A long queue snaking down the street is all the advertising that Emporio La Rosa needs to keep its tills ringing from morning til night. Flavours range from the pedestrian chocolate (seven different kinds to be fair) and vanilla and to those for the more refined palates, like rose, dulce de leche or strawberry and black pepper.
It was so good I went there two days in a row (day one for a rich but not overpowering hazelnut chocolate, day two the same again, with an extra scoop of refreshing raspberry and mint to balance the chocolate and counteract its calories – that totally works, you should try it).
Thank goodness I wasn’t there for longer, as I don’t think I’d have managed the ten scoops by day ten.
A quick tour of the contemporary art gallery, squeezed in between food stops, found me back in New Zealand, with an exhibit recently arrived from my favourite shaped country in the world.
Seeing as you asked, second favourite is Italy.

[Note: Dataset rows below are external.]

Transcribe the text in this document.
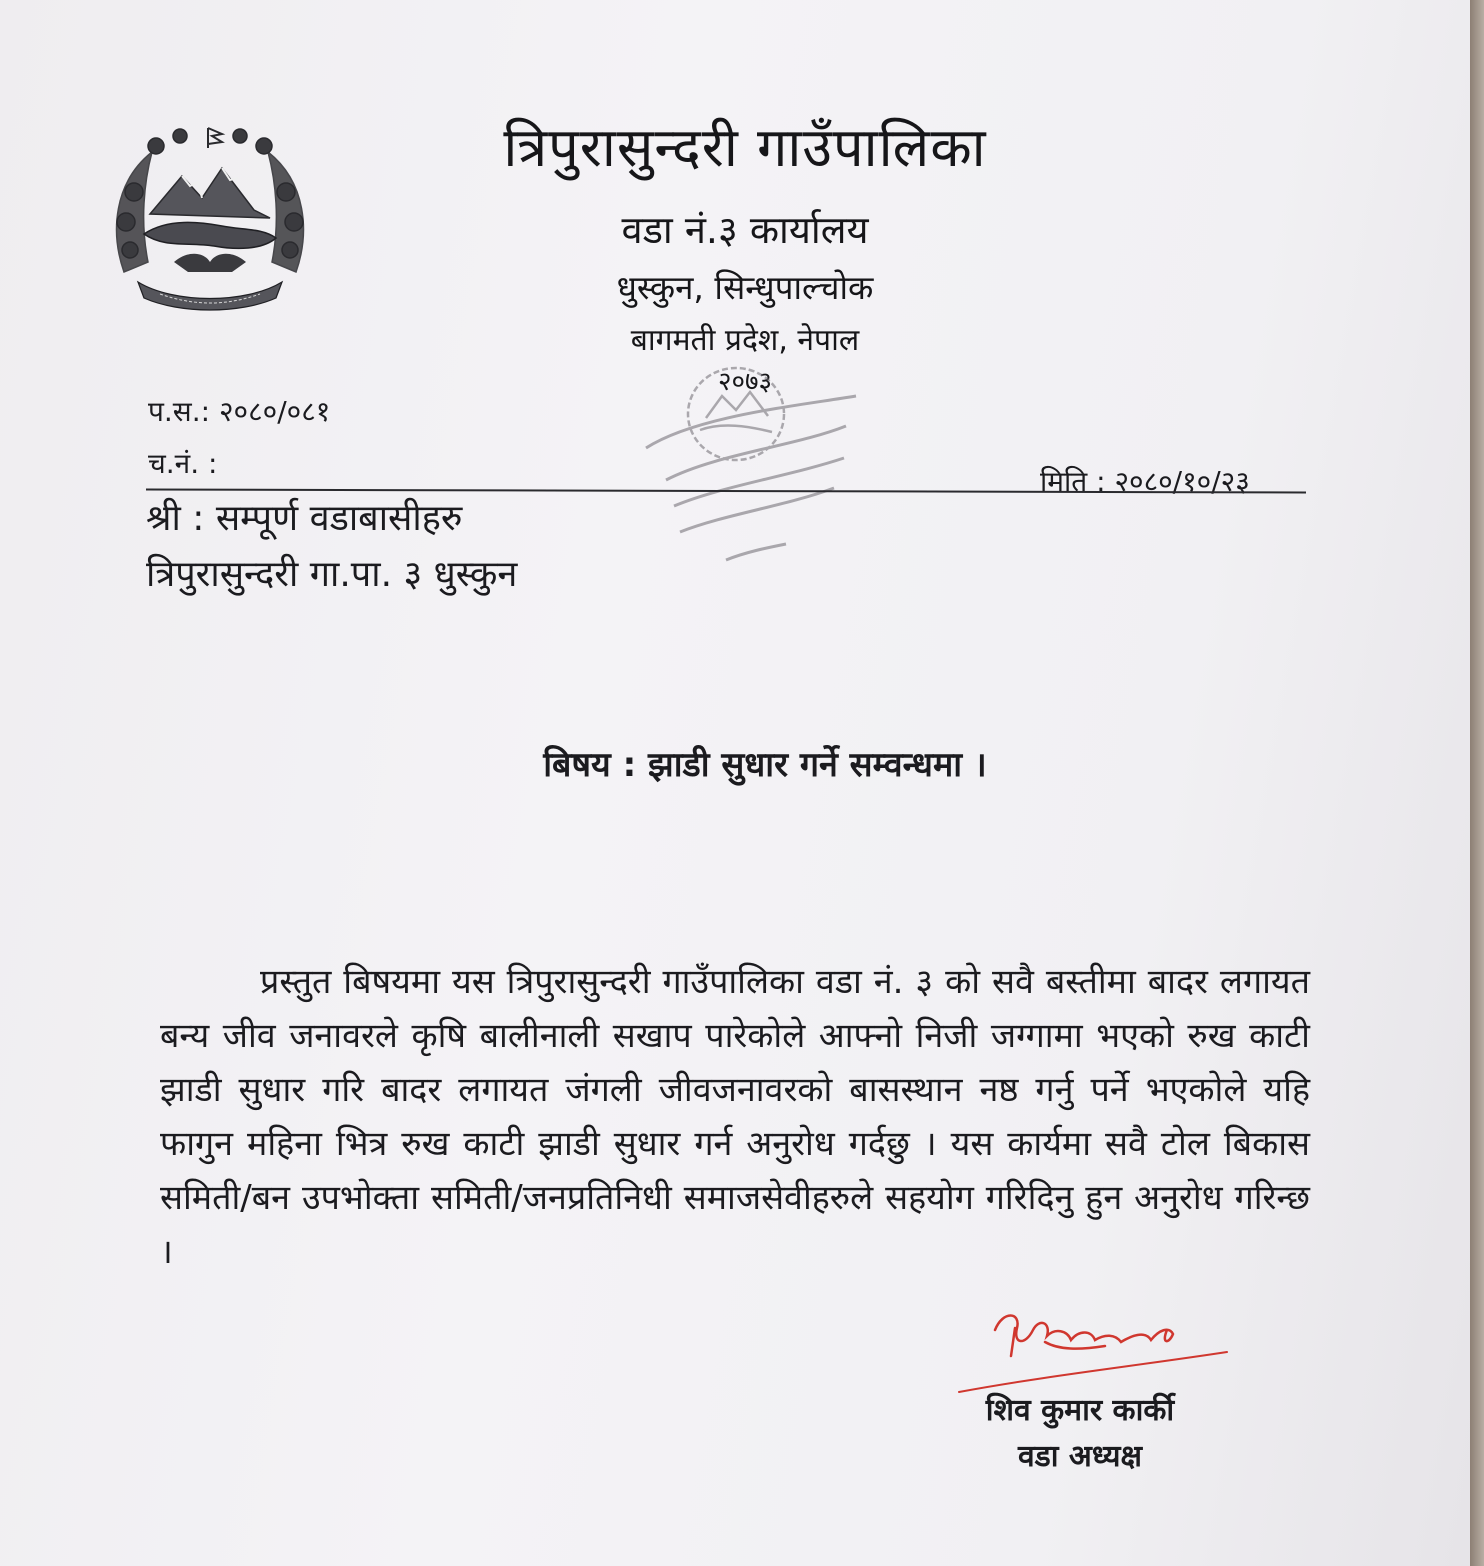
त्रिपुरासुन्दरी गाउँपालिका
वडा नं.३ कार्यालय
धुस्कुन, सिन्धुपाल्चोक
बागमती प्रदेश, नेपाल
२०७३
प.स.: २०८०/०८१
च.नं. :
मिति : २०८०/१०/२३
श्री : सम्पूर्ण वडाबासीहरु
त्रिपुरासुन्दरी गा.पा. ३ धुस्कुन
बिषय : झाडी सुधार गर्ने सम्वन्धमा ।
प्रस्तुत बिषयमा यस त्रिपुरासुन्दरी गाउँपालिका वडा नं. ३ को सवै बस्तीमा बादर लगायत बन्य जीव जनावरले कृषि बालीनाली सखाप पारेकोले आफ्नो निजी जग्गामा भएको रुख काटी झाडी सुधार गरि बादर लगायत जंगली जीवजनावरको बासस्थान नष्ठ गर्नु पर्ने भएकोले यहि फागुन महिना भित्र रुख काटी झाडी सुधार गर्न अनुरोध गर्दछु । यस कार्यमा सवै टोल बिकास समिती/बन उपभोक्ता समिती/जनप्रतिनिधी समाजसेवीहरुले सहयोग गरिदिनु हुन अनुरोध गरिन्छ ।
शिव कुमार कार्की
वडा अध्यक्ष
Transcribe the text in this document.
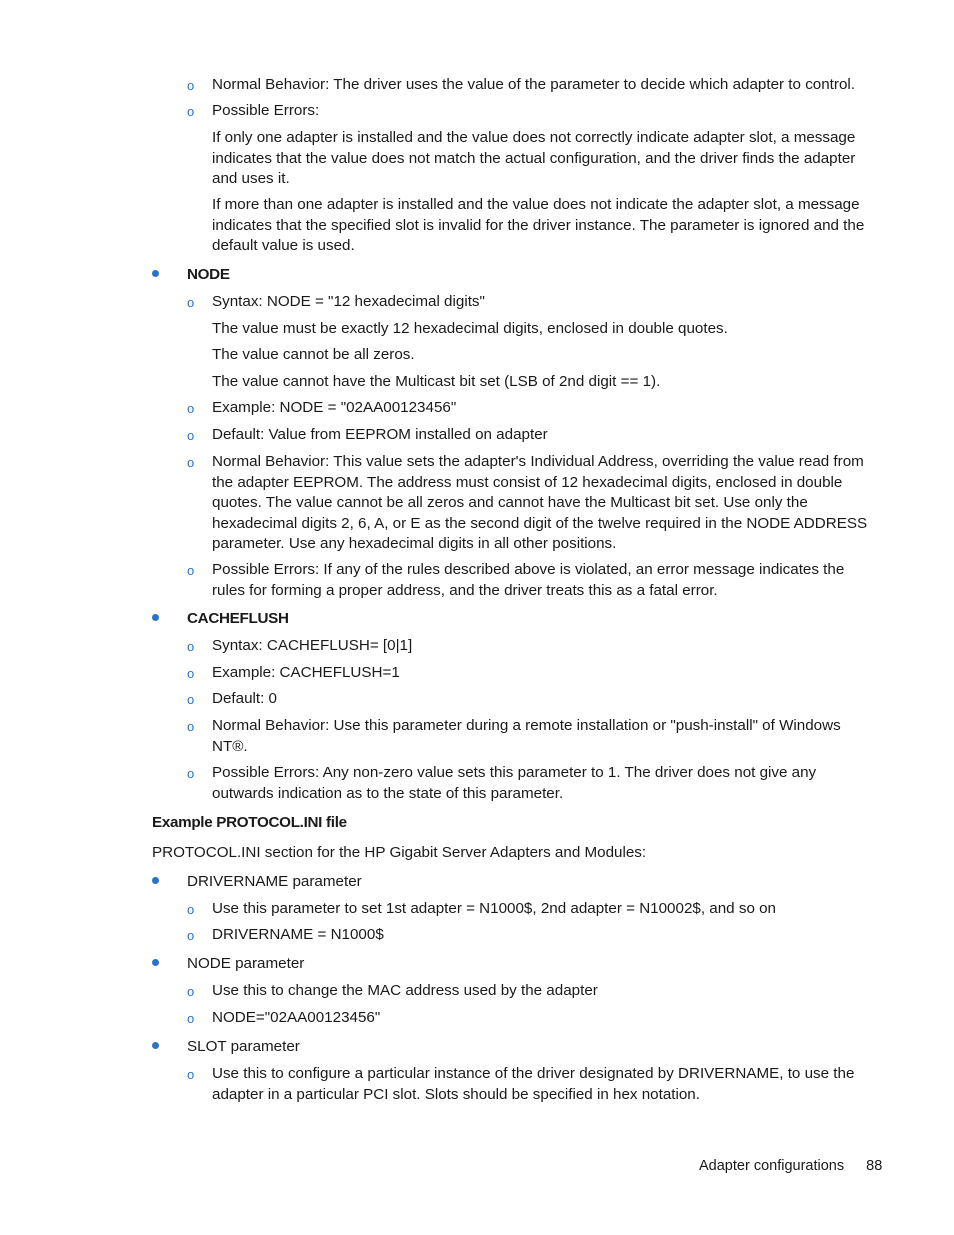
o Normal Behavior: The driver uses the value of the parameter to decide which adapter to control.
o Possible Errors:
If only one adapter is installed and the value does not correctly indicate adapter slot, a message indicates that the value does not match the actual configuration, and the driver finds the adapter and uses it.
If more than one adapter is installed and the value does not indicate the adapter slot, a message indicates that the specified slot is invalid for the driver instance. The parameter is ignored and the default value is used.
NODE
o Syntax: NODE = "12 hexadecimal digits"
The value must be exactly 12 hexadecimal digits, enclosed in double quotes.
The value cannot be all zeros.
The value cannot have the Multicast bit set (LSB of 2nd digit == 1).
o Example: NODE = "02AA00123456"
o Default: Value from EEPROM installed on adapter
o Normal Behavior: This value sets the adapter's Individual Address, overriding the value read from the adapter EEPROM. The address must consist of 12 hexadecimal digits, enclosed in double quotes. The value cannot be all zeros and cannot have the Multicast bit set. Use only the hexadecimal digits 2, 6, A, or E as the second digit of the twelve required in the NODE ADDRESS parameter. Use any hexadecimal digits in all other positions.
o Possible Errors: If any of the rules described above is violated, an error message indicates the rules for forming a proper address, and the driver treats this as a fatal error.
CACHEFLUSH
o Syntax: CACHEFLUSH= [0|1]
o Example: CACHEFLUSH=1
o Default: 0
o Normal Behavior: Use this parameter during a remote installation or "push-install" of Windows NT®.
o Possible Errors: Any non-zero value sets this parameter to 1. The driver does not give any outwards indication as to the state of this parameter.
Example PROTOCOL.INI file
PROTOCOL.INI section for the HP Gigabit Server Adapters and Modules:
DRIVERNAME parameter
o Use this parameter to set 1st adapter = N1000$, 2nd adapter = N10002$, and so on
o DRIVERNAME = N1000$
NODE parameter
o Use this to change the MAC address used by the adapter
o NODE="02AA00123456"
SLOT parameter
o Use this to configure a particular instance of the driver designated by DRIVERNAME, to use the adapter in a particular PCI slot. Slots should be specified in hex notation.
Adapter configurations 88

I think I have a thing about boot-shaped coastlines.
My adaptation to the local time zone – via a hop over the dateline, thereby literally becoming a time traveller, what with me arriving before I left – wasn’t as tough as I expected.
What was more confusing was that nobody here sets their clocks to the time that my life guru – the iPhone – thinks is Santiago time. It seems they changed their clocks a few years back and didn’t bother to tell anyone else.
Things run late round these parts anyway, so it hasn’t mattered one bit that I’ve thought it was 8pm, and therefore time to hightail it down to the supermarket, to grab a cheeky half-bottle of Chilean Sauvingnon Blanc before it closes, when actually it was 9pm.
Half the city can be found shuffling casually around the aisles at that time, starting to ponder what they might have for dinner later that evening. As a natural night owl I could quite get used to this…
But before I’ve had chance to really fully submerge myself in South American cosmopolitan life, the time I’ve been looking forward to (and – honestly – increasingly dreading, as the reality of what I’m about to attempt begins to dawn on me) has arrived.
My Patagonia trek awaits, and so it is time to board a plane (well three actually) southbound to the land of glaciers, pumas and some of the most changeable weather on the planet.
* At the end of your armies. Everybody knows that, silly!